Il 5 aprile sarebbe potuta essere una data di risveglio civico, un’occasione per far sentire la voce di un popolo stanco, confuso, arrabbiato. Invece si è trasformata nell’ennesima puntata di uno spettacolo grottesco, dove il confine tra la realtà e il teatrino social si fa sempre più sottile. A catalizzare l’attenzione è stata, ancora una volta, Rita De Crescenzo. Sì, proprio lei: l’ex volto virale dei social, ora autoproclamatasi paladina del popolo, con tanto di ambizioni politiche.
Ma siamo seri: davvero vogliamo essere rappresentati da chi ha costruito la propria notorietà tra balli improvvisati, scandali giudiziari e frasi a effetto da diretta Instagram?

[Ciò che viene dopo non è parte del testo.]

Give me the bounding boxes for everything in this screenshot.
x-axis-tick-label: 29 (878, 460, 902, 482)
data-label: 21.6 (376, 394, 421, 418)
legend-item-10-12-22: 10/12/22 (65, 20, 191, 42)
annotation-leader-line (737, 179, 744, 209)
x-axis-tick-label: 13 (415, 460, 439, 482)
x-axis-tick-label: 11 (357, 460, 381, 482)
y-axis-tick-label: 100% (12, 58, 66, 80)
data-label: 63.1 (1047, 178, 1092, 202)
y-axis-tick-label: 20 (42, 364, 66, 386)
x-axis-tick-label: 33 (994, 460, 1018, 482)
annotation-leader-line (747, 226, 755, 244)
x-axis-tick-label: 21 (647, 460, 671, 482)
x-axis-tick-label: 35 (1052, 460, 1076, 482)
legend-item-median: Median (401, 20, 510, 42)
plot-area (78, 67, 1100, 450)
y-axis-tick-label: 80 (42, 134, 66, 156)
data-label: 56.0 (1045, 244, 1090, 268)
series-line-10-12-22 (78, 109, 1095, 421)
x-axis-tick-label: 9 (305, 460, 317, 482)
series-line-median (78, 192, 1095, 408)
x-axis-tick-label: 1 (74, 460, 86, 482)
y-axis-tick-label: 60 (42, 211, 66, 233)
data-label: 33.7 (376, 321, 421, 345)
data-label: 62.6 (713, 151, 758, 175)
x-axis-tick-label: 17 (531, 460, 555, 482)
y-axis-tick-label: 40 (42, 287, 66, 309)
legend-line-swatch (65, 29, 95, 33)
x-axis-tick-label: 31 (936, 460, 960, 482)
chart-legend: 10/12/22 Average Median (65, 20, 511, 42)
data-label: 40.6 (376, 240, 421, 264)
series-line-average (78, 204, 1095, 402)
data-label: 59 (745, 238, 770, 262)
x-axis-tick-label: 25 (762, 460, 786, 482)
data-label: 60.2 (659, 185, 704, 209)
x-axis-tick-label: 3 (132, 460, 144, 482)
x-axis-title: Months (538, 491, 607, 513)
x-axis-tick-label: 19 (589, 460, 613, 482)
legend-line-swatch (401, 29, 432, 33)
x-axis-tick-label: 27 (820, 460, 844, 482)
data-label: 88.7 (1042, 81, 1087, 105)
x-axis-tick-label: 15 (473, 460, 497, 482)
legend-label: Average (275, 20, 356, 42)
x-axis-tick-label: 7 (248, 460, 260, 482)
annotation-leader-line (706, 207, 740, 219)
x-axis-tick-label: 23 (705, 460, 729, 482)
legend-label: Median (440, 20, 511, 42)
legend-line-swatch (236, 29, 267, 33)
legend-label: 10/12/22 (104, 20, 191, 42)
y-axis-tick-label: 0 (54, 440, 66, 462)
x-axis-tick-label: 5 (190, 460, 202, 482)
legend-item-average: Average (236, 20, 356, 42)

Davvero avevamo bisogno di lei per scendere in piazza, per farci sentire, per chiedere risposte?
La verità è che stiamo scambiando il rumore per pensiero, la viralità per valore. E il fatto che sempre più giovani vedano in figure come questa un modello, un punto di riferimento, un’alternativa, dovrebbe farci tremare i polsi.
Non è una colpa essere diventati famosi per caso. È una colpa, però, credere che la notorietà sia di per sé una qualifica per parlare a nome di un popolo. Ed è una colpa ancora più grande quella di un Paese che accetta tutto questo senza batter ciglio, anestetizzato da una quotidianità fatta di contenuti mordi e fuggi, indignazioni lampo e memorie a breve termine.
Nel frattempo, dall’altra parte dell’oceano, anche gli Stati Uniti mostrano crepe sempre più evidenti: le sommosse contro Trump, il clima da guerra civile fredda, l’odio che serpeggia sotto la superficie. Cambia il palcoscenico, ma non il copione. Anche lì, la democrazia si piega sotto il peso di leader che parlano alla pancia e mai alla testa.
E allora torniamo alla domanda centrale: che fine ha fatto la testa? Dove sono finiti il pensiero critico, la capacità di distinguere, di capire, di analizzare? La risposta è semplice, quanto dolorosa: li abbiamo sacrificati, giorno dopo giorno, sull’altare dell’intrattenimento.
E soprattutto, li abbiamo dimenticati perché abbiamo dimenticato l’importanza dell’istruzione.
Sì, perché il vero male profondo di questo Paese non è solo la disinformazione ma l’ignoranza strutturale. L’istruzione pubblica viene mortificata da anni, i fondi si riducono, gli insegnanti sono lasciati soli, i programmi svuotati. Mentre altrove si investe in scuola, ricerca, università, qui i giovani migliori prendono un biglietto di sola andata per Berlino, Parigi, Londra o New York, portando via con sé sogni, talento e speranza.
I cervelli fuggono. E chi resta è sempre più disilluso, disorientato, preda di chi urla più forte o promette scorciatoie facili. È in questo vuoto educativo e culturale che proliferano i nuovi “leader”, le nuove “icone” più che altro simboli di un vuoto, di un’assenza, di un collasso.
L’istruzione è l’unico vero argine contro tutto questo. È l’unica arma non violenta che può restituirci un futuro degno, che può insegnarci a scegliere, a discernere, a non cadere nel tranello dell’apparenza.
Non abbiamo bisogno di influencer in politica. Abbiamo bisogno di menti lucide, coscienze vigili, spiriti critici.
E forse, prima di scandalizzarci per chi ambisce a rappresentarci senza alcun merito, dovremmo chiederci: che cosa abbiamo fatto noi, come società, per permettere che accadesse? Perché se siamo arrivati a questo punto, il problema non è solo chi sale sul palco, ma chi costruisce quel palco, chi lo applaude, chi ne alimenta la fama.
Il cambiamento non parte da un like. Parte da un’aula scolastica. Da un libro letto. Da un professore che ti apre gli occhi. Da una scuola che non si limita a istruire, ma insegna a pensare.
E fino a quando l’Italia non capirà che senza istruzione non c’è futuro, continueremo a cadere sempre più in basso. Fino a dimenticare cosa significa davvero essere cittadini.